- active: internal cache contains the flow that represents the SSH
connection.
- backup: external cache contains the flow that represents the SSH
connection.
I started from scratch a new PoC with two simple debian nodes and with
only three interfaces, which eventually let me do the drop policy.
Before, I could see the states being synced on the internal/external
cache. As far as I remember, I could see the states in the previous PoC
even if it was only doing NAT, without any filtering. Now it's even
worse. The backup node doesn't even see the states in its external
cache (both with FTFW/UDP and NOTRACK/UDP).
Are tracking rules in the filter table absolutely mandatory to make the
states known to conntrackd? I ask that because, conntrack -L can see
the local states without anything specific.
If so, does tracking rules initiated with nftables also work, or do I
have to use iptables instead?
If so, on which chains should I have absolutely have a drop policy
(input / forward / output)?
Is there a MWE with nftables rules somewhere that I could test?
By "inbound session", I guess you refer to the SSH connection you use
for testing, but is this a SSH connection to the guest VM? Is this
DNAT to the guest VM or simply routing?
Yes, I was talking about a connection from the outside to a guest system
behind DNAT. Same goes for the new PoC, it's just that the VRRP nodes
are now guest systems themselves.

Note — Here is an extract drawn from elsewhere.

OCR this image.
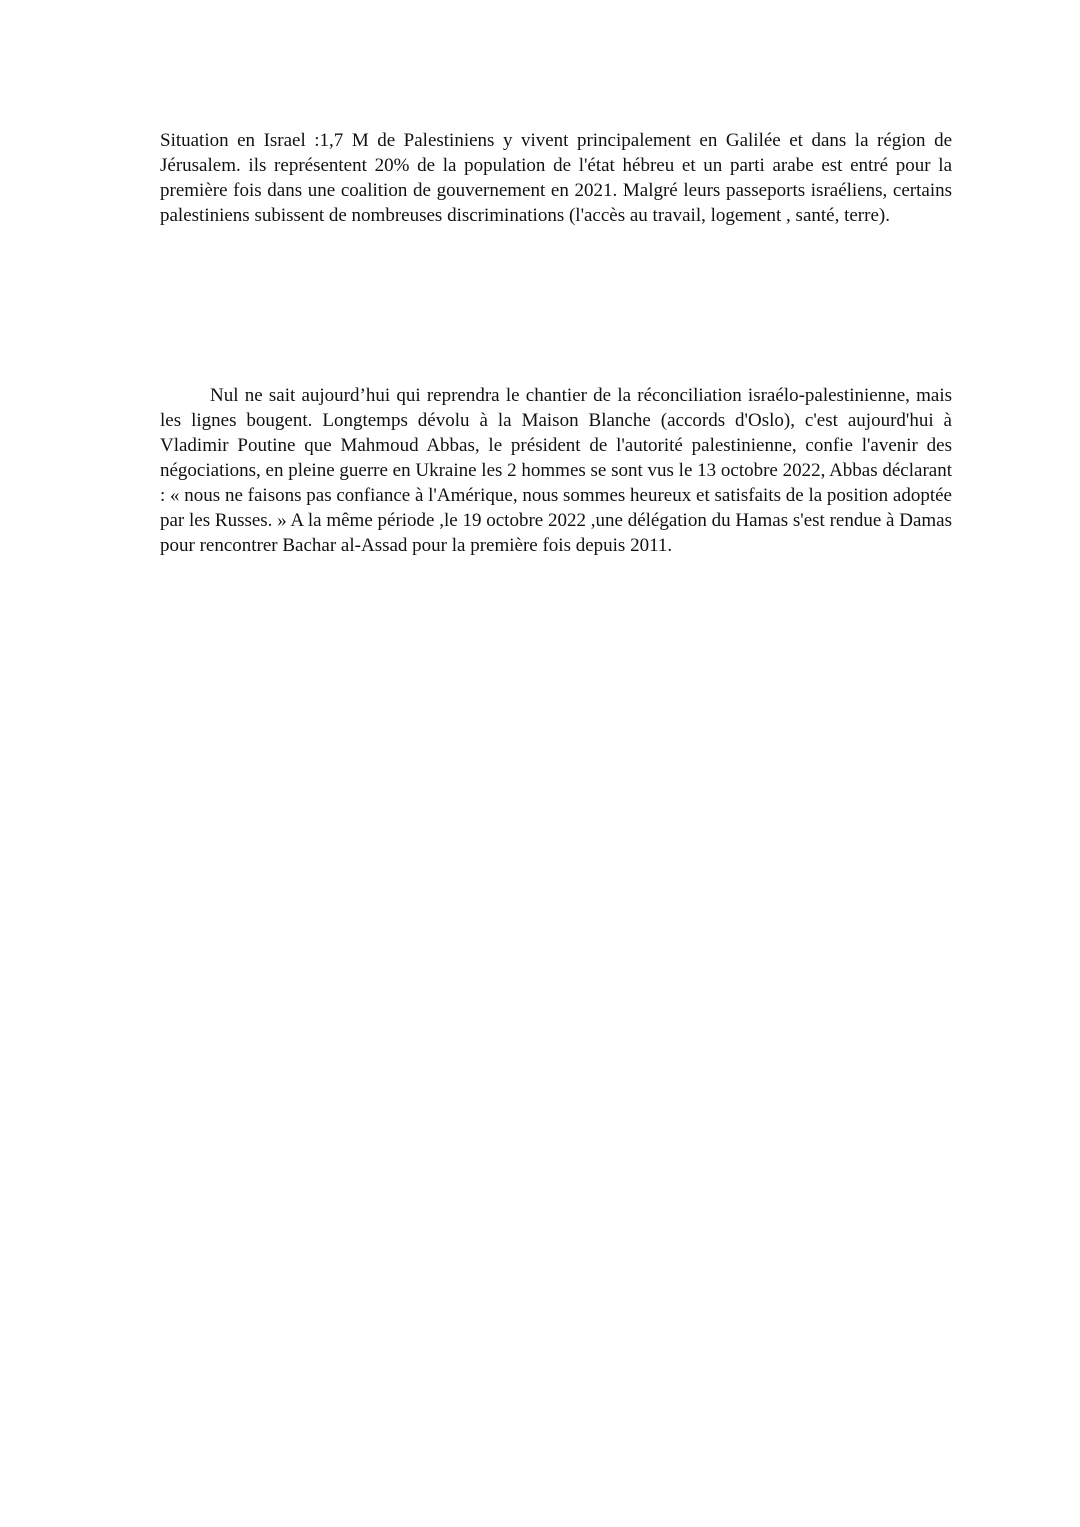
Situation en Israel :1,7 M de Palestiniens y vivent principalement en Galilée et dans la région de Jérusalem. ils représentent 20% de la population de l'état hébreu et un parti arabe est entré pour la première fois dans une coalition de gouvernement en 2021. Malgré leurs passeports israéliens, certains palestiniens subissent de nombreuses discriminations (l'accès au travail, logement , santé, terre).

Nul ne sait aujourd’hui qui reprendra le chantier de la réconciliation israélo-palestinienne, mais les lignes bougent. Longtemps dévolu à la Maison Blanche (accords d'Oslo), c'est aujourd'hui à Vladimir Poutine que Mahmoud Abbas, le président de l'autorité palestinienne, confie l'avenir des négociations, en pleine guerre en Ukraine les 2 hommes se sont vus le 13 octobre 2022, Abbas déclarant : « nous ne faisons pas confiance à l'Amérique, nous sommes heureux et satisfaits de la position adoptée par les Russes. » A la même période ,le 19 octobre 2022 ,une délégation du Hamas s'est rendue à Damas pour rencontrer Bachar al-Assad pour la première fois depuis 2011.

To simplify the PoC (and have way
less network interfaces, no bonding, no bridges, no vlans), I've put the
gateways as guest and they now have only three interfaces.
eth0 -- front-facing
eth1 -- internal network
eth2 -- cluster network for the sync
so I could afford using a drop policy without too much headache.
Such guess VM gets migrated to the active node and the active node
forwards traffic to the guest VM?
No, my experiments so far have nothing to do with guest migrations. I
was only testing that the SSH connection remains during VRRP fail-over.
There are other interesting use-cases where we could consider using
conntrack-tools which are specific to virtualization, but that's a whole
different story. And given the problems I face with the most KISS setup
even with this MWE new PoC, I guess I would use something else for that
purpose (NetBSD PF+PFSYNC+CARP just works out-of-the-box and is
active/active by default, which is what I need for that other use-case).
/proc/sys/net/netfilter/nf_conntrack_tcp_loose
Ok, that helps not to loose SSH the connection immediately, but still,
with the newer simple PoC I cannot even see the states replicated.
I also noticed this setting, is that required?
net.netfilter.nf_conntrack_helper = 0
It would be nice to have a fully working MWE tutorial available, to be
able to test the simplest active/passive setup. I will be glad to
document mine, if I finally manage to get it working.